When you invest in new VCT shares, you are entitled to claim a number of tax incentives on investments up to £200,000 each year. These include:

  • 30% upfront income tax relief*
    You can claim up to 30% upfront Income Tax relief on the amount you invest, provided you keep your VCT shares for at least five years. So if you invest £10,000 in a VCT, £3,000 can be taken off your Income Tax bill, although the amount of Income Tax you claim cannot exceed the amount of Income Tax due.
  • Tax-free dividends
    If your VCT pays dividends, there is no tax to pay, and you won’t need to declare them on your tax return. Typically a VCT will target a 5% per annum regular yield, with any additional returns (such as via a sale of an underlying investee company) as a special dividend.
  • Tax-free capital gains
    If you decide to sell your VCT shares and you make a profit, the proceeds won’t be liable for Capital Gains Tax.

*Income Tax relief is only applicable for the current tax year.


Risks

  • Your money is at risk
    As with any investment, the value of shares can go down as well as up and investors may not get back the full amount invested.  Investors should be aware that investment in smaller unlisted companies (including VCT qualifying companies) carries with it a high degree of inherent risk whether or not it is done via a diversified portfolio, regardless of any tax advantages which such an investment might carry and/or regardless of any steps taken to attempt to mitigate that risk. Investment in a VCT should therefore be considered a high risk investment.
  • Long-term investment
    You should be prepared to hold VCT shares for a minimum of five years. If you decide to sell your shares before then, you will be required to repay to HM Revenue & Customs (HMRC) any upfront Income Tax relief you’ve claimed.
  • Tax Rules may change
    The VCT tax benefits we’ve described are correct at the time of publishing. However, rates of tax, tax benefits and tax allowances do change. In addition, the tax benefits available to you through this investment depend on your own personal circumstances. To ensure that VCT money continues to support government policy objectives, HM Treasury can also change the definition of a VCT-qualifying investment in the future. This could impact the nature of new investments a VCT can make over time.
  • Your shares may be difficult to sell
    There isn’t an active market for VCT shares in the way there is for shares in bigger listed companies. This means that if you decide to sell your VCT shares, it may take time to find a buyer, or you may have to accept a price lower than the net asset value (NAV) of the VCT.
  • The VCT’s qualifying status could end
    There is no guarantee that VCTs will maintain their VCT status. If VCTs lose their qualifying status, tax advantages will be withdrawn from that point. Additionally, if a VCT loses its status within five years of your initial investment, you will be asked to repay any upfront Income Tax relief that you have already claimed.

Important Information

The content of this webpage should not be construed as financial advice. FS Ventures is a non-advised only service.
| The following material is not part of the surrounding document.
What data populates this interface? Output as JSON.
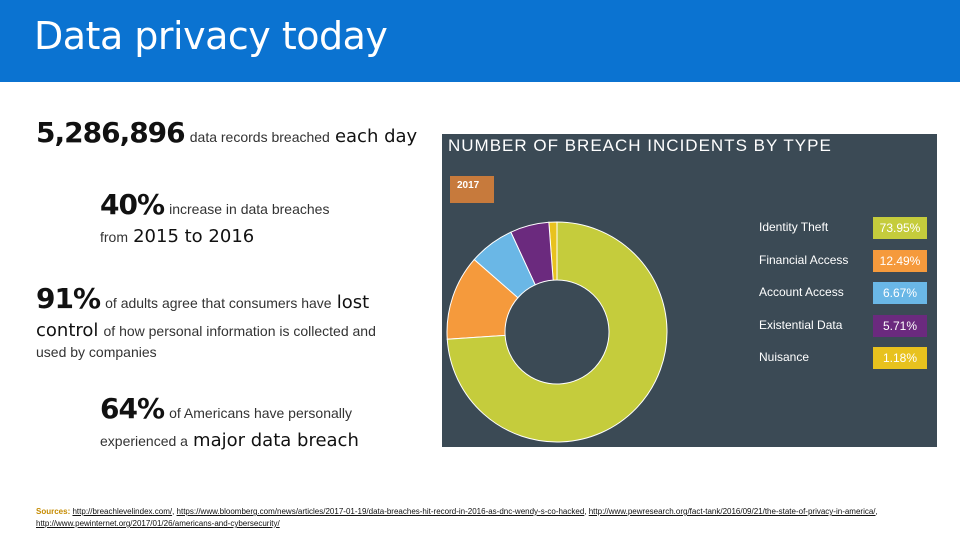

The benefit of tax relief depends on the individual circumstances of each investor and is assessed at the point a claim for relief is made.

Tax rules could change in the future and the availability of tax relief is not guaranteed.

Non-advised investments may include possible conflicts of interest. Including where FS Ventures and/or Finance Shop or its employees are invested in selected funds and companies, potentially with significant shareholdings.

Any decision to invest should be made only based on the relevant documentation for each investment. Past performance is not necessarily a guide to future performance. The value of an investment may go down as well as up and investors may not get back the full amount invested.

Investments in small unquoted companies carry a high level of risk. These investments are highly illiquid and as such, there may not be a readily available market to sell such an investment. FS Ventures is targeted at sophisticated investors who understand the risk of investing in early-stage companies and can make their own investment decisions.

The investment opportunities offered on this platform are not covered by the Financial Services Compensation Scheme.